Я довольно много хулиганил. Не отличался послушанием. Дерзил. Дрался. Больше тройки по поведению у меня отродясь не было. Не хотели отметить таланты тихого домашнего мальчика – получили заправского хулигана. В начальной школе была установка на уравниловку: руку тянешь, тянешь – тебя не замечают, пытаешься максимально выложиться – тебя прерывают, проявляешь инициативу – одергивают...

Моя первая учительница была родом из бедной татарской деревни, она любила рассказывать о том, как в начале 50-х пешком и босиком добралась до Казани, поступила в педучилище и решила, что ее миссия – презреть мирское и потом и кровью воспитывать чужих детей. Итогом ее воспитания стало то, что к четвертому классу я ненавидел все предметы, кроме физкультуры и рисования.

Слава богу, в четвертом классе у нас появились гениальные педагоги. Казалось, что я перешел в другую школу, хотя всего лишь поднялся на второй этаж (начальная школа располагалась на первом). С этого момента началась другая жизнь. Благодаря ДиляреШариповнеСибгатуллиной, я осознал всю красоту родного языка, ФанияАскаровнаМифтахова убедила, что математика совсем не так скучна, как кажется, а Наиль ГаллямовичГимадиев на некоторое время сделал физику моим любимым предметом. Но главными моими «любимицами» – спасибо Розе Зарифовне Сыромолотовой и Гульчире Хафизовне Шамсутдиновой – стали литература и история.

Хорошая учеба не отменяла почти ежедневных драк. Постоянные ссадины, кровоподтеки, синяки... Но мне это нравилось! Ближе к старшим классам стало скучно драться один на один, у меня часто бывало по трое соперников. Я обычно их вырубал, потому что специально занимался, как поет Шнур, хотел жить, набивал кулаки. Но иногда крепко доставалось.

Занятия в школе заканчивались в час, и я шел домой. Если я шел через школьный сад, я знал, что почти наверняка с кем-нибудь там подерусь. Это было абсолютно привычно. Пройдя через школьный сад, можно было оказаться на улице Зайцева, выйти через нее к Речному порту, там потусоваться, посмотреть, нет ли кораблей с иностранцами. В навигацию их было много, и туристы дарили нам жвачку или значки. «Работа» с иностранцами была прерогативой нашей школы, и всех остальных, посягнувших на нашу территорию, мы били.

Это было время, когда жителей Ново-Татарской слободы стали переселять в новые районы, практически разрушив аутентичную инфраструктуру татарской части города.

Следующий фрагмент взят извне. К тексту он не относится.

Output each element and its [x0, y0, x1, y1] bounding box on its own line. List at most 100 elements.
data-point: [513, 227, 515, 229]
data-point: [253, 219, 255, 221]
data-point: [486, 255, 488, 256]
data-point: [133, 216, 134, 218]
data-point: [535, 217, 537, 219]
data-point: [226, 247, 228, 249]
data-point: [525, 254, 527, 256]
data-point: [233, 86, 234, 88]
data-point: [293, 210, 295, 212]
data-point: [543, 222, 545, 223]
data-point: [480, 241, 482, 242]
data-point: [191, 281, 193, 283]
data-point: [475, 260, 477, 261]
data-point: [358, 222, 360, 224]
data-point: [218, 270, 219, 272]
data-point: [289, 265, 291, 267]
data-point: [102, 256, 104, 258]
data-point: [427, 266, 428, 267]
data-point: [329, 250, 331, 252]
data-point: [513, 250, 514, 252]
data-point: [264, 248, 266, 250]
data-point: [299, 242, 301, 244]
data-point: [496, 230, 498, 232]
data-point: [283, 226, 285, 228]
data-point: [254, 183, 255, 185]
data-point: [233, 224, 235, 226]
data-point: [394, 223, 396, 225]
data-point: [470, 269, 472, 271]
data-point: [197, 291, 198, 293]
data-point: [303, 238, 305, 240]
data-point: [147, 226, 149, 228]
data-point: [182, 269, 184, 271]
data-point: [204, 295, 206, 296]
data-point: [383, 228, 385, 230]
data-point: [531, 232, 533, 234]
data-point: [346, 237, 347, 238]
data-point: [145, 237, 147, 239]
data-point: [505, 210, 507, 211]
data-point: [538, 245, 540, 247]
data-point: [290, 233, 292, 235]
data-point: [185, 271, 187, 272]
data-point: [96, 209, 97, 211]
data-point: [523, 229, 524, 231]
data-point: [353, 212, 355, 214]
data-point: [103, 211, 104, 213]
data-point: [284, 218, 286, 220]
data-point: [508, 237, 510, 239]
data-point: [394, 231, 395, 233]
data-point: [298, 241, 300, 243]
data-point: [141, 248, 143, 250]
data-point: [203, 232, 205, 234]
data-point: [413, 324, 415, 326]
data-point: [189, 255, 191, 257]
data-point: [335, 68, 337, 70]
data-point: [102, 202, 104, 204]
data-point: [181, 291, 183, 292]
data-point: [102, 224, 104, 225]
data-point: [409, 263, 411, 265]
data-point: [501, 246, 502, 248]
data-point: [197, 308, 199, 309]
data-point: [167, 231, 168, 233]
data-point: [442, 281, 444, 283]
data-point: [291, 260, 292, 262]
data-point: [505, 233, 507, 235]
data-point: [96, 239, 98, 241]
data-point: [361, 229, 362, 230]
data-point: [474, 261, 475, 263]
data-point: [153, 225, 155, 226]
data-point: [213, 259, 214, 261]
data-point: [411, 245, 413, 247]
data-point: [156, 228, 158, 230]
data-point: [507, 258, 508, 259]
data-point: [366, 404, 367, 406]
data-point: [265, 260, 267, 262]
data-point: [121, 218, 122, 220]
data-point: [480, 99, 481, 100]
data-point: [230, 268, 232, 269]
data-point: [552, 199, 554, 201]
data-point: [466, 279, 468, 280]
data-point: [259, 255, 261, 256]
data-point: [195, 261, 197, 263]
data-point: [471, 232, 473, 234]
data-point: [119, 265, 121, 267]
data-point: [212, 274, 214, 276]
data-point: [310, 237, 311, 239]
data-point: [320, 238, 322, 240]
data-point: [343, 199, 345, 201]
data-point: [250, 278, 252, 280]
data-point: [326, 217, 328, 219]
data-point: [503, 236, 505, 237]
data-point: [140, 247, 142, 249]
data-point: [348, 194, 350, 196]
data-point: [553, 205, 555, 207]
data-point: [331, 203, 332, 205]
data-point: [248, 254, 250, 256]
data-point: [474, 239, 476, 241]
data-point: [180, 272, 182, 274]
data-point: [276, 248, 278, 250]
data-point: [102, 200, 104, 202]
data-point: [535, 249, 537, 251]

Когда я начинал учиться, люди кое-где еще держали скотину, это была такая маленькая деревенька в городе, татарский анклав. Там все говорили по-татарски. Это была среда, в которой активно функционировал родной язык... Ночью – окна выходили на улицу – я слышал, как люди по улице Татарстан возвращались из театра Камала, семьями, группами, обсуждая увиденное. Где это все? Кто виноват? Что делать?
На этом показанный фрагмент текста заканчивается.